Star Wars: The Force Awakens information keeps coming out of of the cover story from next week's issue of Entertainment Weekly. The latest details include the reveal that Leia Organa is no longer called a Princess. Is this just an excuse to not include Leia in the Disney Princess line-up? Details after the jump.

Director and co-writer JJ Abrams reveals in the next issue of Entertainment Weekly that Leia Organa (or should her name now include her birth family name of Skywalker, or a different surname from her possible marriage with Han Solo?) is no longer called "Princess":

"She's referred to as General, But ... there's a moment in the movie where a character sort of slips and calls her 'Princess.'"

General is a lot more fitting for her role as a military leader anyway. Who slips up has not been revealed, but my guess is that Han Solo could be the one to do it in a lovingly/sad moment.

As for what role Leia will play in The Force Awakens, Abrams says that "the stakes are pretty high in the story for her, so there's not much goofing around where Leia's concerned." Actress Carrie Fisher describes the older General Leia as "solitary. Under a lot of pressure. Committed as ever to her cause, but I would imagine feeling somewhat defeated, tired, and pissed."

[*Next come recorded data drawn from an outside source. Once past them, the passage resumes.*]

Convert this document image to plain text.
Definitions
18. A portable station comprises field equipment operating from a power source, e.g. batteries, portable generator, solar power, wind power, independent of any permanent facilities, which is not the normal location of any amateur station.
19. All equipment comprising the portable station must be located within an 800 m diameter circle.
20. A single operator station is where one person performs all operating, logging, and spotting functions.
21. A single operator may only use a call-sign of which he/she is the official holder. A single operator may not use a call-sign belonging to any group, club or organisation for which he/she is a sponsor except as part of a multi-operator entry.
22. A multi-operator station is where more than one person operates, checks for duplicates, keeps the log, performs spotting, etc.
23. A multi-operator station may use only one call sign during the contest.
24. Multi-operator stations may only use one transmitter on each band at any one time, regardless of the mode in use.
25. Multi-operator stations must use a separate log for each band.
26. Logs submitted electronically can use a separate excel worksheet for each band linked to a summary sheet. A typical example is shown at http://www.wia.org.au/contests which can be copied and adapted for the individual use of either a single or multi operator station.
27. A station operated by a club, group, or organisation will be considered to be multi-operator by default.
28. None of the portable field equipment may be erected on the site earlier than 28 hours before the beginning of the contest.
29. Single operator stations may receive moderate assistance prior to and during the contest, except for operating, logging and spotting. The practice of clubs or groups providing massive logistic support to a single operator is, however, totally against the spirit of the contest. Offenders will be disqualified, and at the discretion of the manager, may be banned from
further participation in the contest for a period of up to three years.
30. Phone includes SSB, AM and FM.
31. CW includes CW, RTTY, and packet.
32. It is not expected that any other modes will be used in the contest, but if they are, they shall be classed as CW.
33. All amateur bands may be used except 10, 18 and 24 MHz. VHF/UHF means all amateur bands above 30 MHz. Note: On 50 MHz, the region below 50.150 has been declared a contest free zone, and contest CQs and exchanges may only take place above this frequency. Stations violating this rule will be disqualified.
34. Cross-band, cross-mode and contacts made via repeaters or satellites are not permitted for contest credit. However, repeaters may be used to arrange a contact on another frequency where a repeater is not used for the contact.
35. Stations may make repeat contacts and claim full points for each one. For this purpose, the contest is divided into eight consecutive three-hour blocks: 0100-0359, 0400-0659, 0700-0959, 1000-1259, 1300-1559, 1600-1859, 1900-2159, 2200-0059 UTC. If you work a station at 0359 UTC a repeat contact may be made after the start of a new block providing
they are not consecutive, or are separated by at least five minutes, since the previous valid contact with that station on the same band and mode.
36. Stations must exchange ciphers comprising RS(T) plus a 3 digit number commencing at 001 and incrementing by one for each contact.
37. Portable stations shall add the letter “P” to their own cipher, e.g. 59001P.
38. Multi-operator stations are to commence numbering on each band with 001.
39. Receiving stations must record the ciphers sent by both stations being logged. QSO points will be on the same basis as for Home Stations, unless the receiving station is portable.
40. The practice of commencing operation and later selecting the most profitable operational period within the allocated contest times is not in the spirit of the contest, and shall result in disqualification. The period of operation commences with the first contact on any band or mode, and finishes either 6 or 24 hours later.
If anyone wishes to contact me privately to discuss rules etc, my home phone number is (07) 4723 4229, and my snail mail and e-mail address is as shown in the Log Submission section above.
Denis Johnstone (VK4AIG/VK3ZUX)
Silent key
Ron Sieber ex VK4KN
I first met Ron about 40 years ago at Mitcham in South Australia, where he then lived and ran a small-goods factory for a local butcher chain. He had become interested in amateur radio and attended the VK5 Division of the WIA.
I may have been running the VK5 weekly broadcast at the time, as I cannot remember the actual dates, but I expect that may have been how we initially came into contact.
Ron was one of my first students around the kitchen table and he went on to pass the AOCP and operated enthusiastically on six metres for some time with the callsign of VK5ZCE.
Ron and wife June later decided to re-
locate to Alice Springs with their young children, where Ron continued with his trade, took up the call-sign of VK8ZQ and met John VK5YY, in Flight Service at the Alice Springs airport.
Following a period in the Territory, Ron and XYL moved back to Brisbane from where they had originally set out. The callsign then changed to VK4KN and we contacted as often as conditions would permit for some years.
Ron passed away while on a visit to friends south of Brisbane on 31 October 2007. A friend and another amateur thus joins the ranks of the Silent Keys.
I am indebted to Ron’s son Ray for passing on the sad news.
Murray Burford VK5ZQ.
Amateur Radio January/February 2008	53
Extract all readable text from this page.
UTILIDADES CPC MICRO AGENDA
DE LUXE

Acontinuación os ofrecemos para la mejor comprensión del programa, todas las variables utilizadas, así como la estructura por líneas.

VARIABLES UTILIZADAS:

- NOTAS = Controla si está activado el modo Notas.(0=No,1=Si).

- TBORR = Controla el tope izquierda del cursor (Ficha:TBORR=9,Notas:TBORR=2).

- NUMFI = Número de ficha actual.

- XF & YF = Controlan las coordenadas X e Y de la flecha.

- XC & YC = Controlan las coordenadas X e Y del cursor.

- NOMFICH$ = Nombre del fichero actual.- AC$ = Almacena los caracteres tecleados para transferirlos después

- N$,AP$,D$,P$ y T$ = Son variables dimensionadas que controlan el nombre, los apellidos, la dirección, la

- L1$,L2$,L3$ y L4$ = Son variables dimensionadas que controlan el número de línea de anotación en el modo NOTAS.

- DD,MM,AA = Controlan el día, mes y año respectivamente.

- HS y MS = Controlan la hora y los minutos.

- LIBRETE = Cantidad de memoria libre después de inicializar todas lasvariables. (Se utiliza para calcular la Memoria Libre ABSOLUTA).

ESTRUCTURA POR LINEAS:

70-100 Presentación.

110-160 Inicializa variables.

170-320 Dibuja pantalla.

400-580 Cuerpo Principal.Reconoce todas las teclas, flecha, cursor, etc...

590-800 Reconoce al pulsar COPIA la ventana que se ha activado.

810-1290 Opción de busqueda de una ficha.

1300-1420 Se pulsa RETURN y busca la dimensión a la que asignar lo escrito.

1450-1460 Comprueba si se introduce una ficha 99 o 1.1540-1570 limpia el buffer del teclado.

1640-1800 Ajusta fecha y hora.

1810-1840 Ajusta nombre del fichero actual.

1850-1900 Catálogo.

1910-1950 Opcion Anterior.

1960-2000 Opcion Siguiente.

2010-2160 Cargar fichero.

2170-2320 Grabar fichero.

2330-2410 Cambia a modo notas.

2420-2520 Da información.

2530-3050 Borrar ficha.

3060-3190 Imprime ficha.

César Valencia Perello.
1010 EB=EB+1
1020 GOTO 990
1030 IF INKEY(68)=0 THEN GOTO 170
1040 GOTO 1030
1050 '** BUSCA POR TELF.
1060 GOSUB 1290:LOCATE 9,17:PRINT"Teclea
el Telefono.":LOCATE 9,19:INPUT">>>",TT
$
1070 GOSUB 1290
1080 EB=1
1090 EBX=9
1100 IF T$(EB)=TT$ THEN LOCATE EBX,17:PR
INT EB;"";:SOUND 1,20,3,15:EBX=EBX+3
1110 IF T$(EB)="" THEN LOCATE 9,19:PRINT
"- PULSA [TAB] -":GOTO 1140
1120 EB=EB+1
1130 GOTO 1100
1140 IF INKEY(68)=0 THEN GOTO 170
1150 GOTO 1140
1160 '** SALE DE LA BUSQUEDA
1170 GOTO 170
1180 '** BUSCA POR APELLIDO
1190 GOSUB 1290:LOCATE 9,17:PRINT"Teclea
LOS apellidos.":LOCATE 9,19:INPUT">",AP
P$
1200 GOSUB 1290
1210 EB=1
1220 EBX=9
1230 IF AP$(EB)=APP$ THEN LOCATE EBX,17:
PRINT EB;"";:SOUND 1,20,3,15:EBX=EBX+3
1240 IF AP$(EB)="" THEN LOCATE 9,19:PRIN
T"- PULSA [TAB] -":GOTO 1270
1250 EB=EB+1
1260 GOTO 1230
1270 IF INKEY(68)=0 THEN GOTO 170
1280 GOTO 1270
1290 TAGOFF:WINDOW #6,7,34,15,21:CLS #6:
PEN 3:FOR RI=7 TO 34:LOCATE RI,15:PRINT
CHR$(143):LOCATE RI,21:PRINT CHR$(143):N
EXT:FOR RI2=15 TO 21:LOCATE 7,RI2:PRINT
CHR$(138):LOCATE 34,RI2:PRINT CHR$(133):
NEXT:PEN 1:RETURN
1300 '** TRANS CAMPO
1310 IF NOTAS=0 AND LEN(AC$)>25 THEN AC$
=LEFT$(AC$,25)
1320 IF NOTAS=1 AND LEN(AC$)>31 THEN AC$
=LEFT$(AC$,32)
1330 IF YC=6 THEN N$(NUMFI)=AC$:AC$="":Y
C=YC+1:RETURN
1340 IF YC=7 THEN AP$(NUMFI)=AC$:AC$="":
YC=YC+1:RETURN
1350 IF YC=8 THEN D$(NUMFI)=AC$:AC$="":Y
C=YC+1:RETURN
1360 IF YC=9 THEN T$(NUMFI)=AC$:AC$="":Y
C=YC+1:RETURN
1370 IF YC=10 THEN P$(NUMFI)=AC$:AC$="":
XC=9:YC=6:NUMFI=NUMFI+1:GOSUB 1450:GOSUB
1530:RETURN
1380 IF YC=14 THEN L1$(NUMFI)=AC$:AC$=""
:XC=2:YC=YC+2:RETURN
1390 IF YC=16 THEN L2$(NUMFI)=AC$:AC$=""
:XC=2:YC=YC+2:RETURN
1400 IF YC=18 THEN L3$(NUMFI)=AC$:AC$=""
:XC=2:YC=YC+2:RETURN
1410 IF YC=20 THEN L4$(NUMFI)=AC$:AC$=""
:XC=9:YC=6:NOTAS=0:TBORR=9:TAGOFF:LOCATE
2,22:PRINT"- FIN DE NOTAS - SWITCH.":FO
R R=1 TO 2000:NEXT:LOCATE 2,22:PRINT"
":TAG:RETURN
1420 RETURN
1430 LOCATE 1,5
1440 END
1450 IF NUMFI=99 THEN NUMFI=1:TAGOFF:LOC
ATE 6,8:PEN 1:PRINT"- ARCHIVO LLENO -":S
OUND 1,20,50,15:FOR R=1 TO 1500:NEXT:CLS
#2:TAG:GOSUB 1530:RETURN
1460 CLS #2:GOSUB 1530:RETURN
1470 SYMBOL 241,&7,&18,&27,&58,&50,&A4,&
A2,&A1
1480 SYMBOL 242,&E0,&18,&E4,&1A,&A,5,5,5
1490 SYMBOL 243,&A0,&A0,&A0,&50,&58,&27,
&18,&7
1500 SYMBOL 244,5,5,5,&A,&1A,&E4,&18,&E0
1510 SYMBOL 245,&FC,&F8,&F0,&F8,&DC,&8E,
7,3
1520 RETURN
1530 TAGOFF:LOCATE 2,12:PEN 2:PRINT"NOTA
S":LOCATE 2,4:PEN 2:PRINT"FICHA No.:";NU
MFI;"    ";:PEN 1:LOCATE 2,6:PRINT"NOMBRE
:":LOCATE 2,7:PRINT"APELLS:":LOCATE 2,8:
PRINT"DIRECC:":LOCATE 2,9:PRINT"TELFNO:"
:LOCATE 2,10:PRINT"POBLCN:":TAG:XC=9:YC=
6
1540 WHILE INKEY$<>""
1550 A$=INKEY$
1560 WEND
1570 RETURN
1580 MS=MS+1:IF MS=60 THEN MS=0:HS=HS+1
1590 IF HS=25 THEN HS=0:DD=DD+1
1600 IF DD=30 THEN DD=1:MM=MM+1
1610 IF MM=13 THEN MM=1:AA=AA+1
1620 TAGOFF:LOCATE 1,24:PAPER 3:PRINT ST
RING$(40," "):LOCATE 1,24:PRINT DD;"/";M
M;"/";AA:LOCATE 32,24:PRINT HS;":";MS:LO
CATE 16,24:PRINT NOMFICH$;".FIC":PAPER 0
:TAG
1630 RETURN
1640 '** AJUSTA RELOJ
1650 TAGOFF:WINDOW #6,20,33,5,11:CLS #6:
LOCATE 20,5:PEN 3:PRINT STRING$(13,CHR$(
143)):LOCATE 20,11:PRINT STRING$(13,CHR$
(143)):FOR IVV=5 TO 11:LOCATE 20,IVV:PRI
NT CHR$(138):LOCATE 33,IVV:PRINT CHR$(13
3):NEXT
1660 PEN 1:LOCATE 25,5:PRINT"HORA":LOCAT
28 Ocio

Last night over a dinner conversation with friends we wondered why Leia was even considered a princess in the first place. From the movies (i.e. canon) who know that Leia was adopted by Bail Organa, who served as the First Chairman and Viceroy of Alderaan, and served in the Galactic Senate as the Senator of the Alderaan. But how does that make him him a King or Leia a princess? For some reason, I had never really questioned her title and just had accepted it ever since seeing the movies as a child.

Bail Breha Leia

The answer is this: Bail Organa was married to Queen Breha of Alderaan, which is how Leia became the Princess of Alderaan. Of course, Alderaan was destroyed in a demonstration of the Death Star during Star Wars: A New Hope, and thus it makes sense that Leia is no longer a Princess — the world no longer exists and hasn't for almost four decades at this point in the timeline.